Financial Crime World

Money Laundering Laws in India: Key Points

This article provides an overview of the key points regarding sanctions, asset freezing, forfeiture, limitation periods, and extraterritorial reach of money laundering laws in India.

Sanctions

Sanctions for breach of Anti-Money Laundering (AML) laws in India can be severe. Here are some possible penalties:

  • Fines and Imprisonment: Individuals who breach AML laws may face fines and imprisonment, with a maximum imprisonment term of 7 years under section 4 of the Prevention of Money Laundering Act (PMLA).
  • Officers’ Liability: Officers who exercise powers under the PMLA without reason may face imprisonment up to 2 years or a fine not exceeding ₹50,000 (section 62).
  • False Information: Individuals who provide false information to cause an arrest or search may be liable for imprisonment up to 2 years or a fine of ₹50,000 (section 63).

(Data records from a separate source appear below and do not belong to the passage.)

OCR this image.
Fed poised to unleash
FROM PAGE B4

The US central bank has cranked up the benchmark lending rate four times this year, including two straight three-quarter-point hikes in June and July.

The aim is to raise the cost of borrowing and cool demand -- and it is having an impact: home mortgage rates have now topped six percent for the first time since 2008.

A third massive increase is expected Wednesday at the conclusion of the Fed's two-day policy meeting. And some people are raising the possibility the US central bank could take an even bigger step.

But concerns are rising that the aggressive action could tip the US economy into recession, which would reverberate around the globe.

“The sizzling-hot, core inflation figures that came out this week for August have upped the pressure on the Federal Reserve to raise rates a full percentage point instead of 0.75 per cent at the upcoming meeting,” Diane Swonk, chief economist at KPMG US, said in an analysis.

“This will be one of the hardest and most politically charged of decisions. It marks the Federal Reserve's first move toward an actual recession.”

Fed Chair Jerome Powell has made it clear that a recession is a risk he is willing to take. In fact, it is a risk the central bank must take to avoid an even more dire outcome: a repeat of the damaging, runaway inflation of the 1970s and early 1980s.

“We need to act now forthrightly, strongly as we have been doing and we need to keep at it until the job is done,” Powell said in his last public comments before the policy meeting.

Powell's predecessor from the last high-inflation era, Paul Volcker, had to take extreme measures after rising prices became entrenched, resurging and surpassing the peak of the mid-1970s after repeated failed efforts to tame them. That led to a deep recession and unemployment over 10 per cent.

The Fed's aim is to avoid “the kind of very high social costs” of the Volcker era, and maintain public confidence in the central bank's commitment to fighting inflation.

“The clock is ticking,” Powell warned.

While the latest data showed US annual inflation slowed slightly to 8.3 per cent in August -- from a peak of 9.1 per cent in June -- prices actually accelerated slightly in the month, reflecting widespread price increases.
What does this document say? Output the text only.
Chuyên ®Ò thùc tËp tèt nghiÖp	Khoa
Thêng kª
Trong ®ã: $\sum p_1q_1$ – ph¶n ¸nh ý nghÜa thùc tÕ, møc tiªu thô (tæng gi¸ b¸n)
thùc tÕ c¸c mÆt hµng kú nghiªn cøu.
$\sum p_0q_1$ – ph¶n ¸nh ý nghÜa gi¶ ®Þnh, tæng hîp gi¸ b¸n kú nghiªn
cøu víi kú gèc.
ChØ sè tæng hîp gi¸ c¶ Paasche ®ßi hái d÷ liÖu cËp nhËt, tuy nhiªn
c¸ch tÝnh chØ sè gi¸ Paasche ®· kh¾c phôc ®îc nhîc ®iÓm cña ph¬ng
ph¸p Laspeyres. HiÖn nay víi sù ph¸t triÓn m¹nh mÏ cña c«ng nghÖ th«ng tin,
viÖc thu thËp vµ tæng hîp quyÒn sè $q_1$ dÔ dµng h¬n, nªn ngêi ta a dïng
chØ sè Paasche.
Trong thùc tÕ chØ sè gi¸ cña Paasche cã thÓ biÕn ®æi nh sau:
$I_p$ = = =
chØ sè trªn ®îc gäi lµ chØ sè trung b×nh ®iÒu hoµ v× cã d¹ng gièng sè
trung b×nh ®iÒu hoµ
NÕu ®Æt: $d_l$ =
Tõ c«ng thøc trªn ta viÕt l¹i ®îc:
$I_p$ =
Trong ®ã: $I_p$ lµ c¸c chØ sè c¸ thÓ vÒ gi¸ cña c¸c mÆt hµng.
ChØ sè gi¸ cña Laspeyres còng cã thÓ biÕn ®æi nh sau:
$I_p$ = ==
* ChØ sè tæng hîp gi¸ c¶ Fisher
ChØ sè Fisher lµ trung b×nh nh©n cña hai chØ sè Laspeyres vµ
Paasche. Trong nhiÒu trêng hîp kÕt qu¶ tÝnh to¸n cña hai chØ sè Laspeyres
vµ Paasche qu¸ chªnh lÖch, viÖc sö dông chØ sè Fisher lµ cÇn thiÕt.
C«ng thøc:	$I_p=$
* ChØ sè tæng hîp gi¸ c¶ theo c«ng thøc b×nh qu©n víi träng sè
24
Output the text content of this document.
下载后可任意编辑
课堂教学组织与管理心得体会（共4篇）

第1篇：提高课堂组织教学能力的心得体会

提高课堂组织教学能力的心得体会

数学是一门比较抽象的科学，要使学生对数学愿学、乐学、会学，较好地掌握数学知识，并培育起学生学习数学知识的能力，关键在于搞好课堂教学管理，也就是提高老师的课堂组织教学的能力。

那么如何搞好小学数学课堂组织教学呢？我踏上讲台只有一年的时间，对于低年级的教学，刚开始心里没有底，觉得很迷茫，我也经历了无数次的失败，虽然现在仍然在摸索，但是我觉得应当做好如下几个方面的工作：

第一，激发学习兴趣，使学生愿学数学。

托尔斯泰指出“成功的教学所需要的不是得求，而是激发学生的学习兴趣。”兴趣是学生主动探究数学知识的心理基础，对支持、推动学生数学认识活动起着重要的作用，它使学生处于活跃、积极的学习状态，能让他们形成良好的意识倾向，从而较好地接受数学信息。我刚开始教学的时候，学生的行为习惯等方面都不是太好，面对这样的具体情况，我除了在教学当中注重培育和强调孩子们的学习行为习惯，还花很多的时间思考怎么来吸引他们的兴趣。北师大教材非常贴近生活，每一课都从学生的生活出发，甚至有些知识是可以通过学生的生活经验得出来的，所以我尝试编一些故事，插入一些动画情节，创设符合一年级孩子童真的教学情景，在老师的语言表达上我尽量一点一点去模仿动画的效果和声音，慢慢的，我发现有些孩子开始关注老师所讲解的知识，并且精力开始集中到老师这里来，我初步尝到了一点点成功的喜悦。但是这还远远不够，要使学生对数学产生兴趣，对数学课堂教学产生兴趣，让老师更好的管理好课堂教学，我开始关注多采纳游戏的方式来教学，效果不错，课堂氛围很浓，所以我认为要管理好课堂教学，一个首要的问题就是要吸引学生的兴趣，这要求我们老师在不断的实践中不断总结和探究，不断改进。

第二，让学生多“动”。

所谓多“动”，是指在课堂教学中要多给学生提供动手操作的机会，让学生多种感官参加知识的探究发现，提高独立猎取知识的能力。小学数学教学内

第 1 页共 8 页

Asset Freezing and Forfeiture

The PMLA provides for asset freezing and forfeiture in cases of money laundering. Here are some key points:

  • Asset Freezing: Proceeds of crime can be subject to asset freezing under section 5 of the PMLA.
  • Asset Confiscation: The Enforcement Directorate (ED) has the power to confiscate assets involved in money laundering upon conclusion of a trial under sections 8(5) and 60.
  • Impracticable Seizure: Assets can be frozen if it appears impracticable to seize a particular property under section 17(1A).

Limitation Periods

The PMLA does not have an express limitation period for prosecuting money laundering offences. However, here are some relevant points:

  • No Limitation Period: There is no specific limitation period for prosecuting money laundering offences under the PMLA.
  • Imprisonment Exceeding 3 Years: Offences punishable with imprisonment exceeding three years are not subject to any limitation period under section 468 of the Code of Criminal Procedure (CrPC).
  • Penalty and Limitation Period: Money laundering carries a penalty of imprisonment ranging from three to ten years, which aligns with section 468 of the CrPC.

Extraterritorial Reach

The PMLA confers extraterritorial jurisdiction to ensure compliance with laws for offences that took place in India and involved proceeds of crime remitted abroad or vice versa. Here are some key points:

  • Extraterritorial Jurisdiction: The PMLA empowers the central government to initiate reciprocal arrangements with other nations to enforce provisions of the PMLA and exchange corresponding information.
  • Attachment and Confiscation: Section 5 empowers attachment and confiscation of properties in India equivalent to those derived from proceeds of crime held outside India.
  • Reciprocal Arrangements: Section 56 grants wide powers to the central government to initiate reciprocal arrangements with other nations to enforce provisions of the PMLA and exchange corresponding information.

Please note that these points are based on the provided text and may not be an exhaustive or definitive explanation of the laws in India.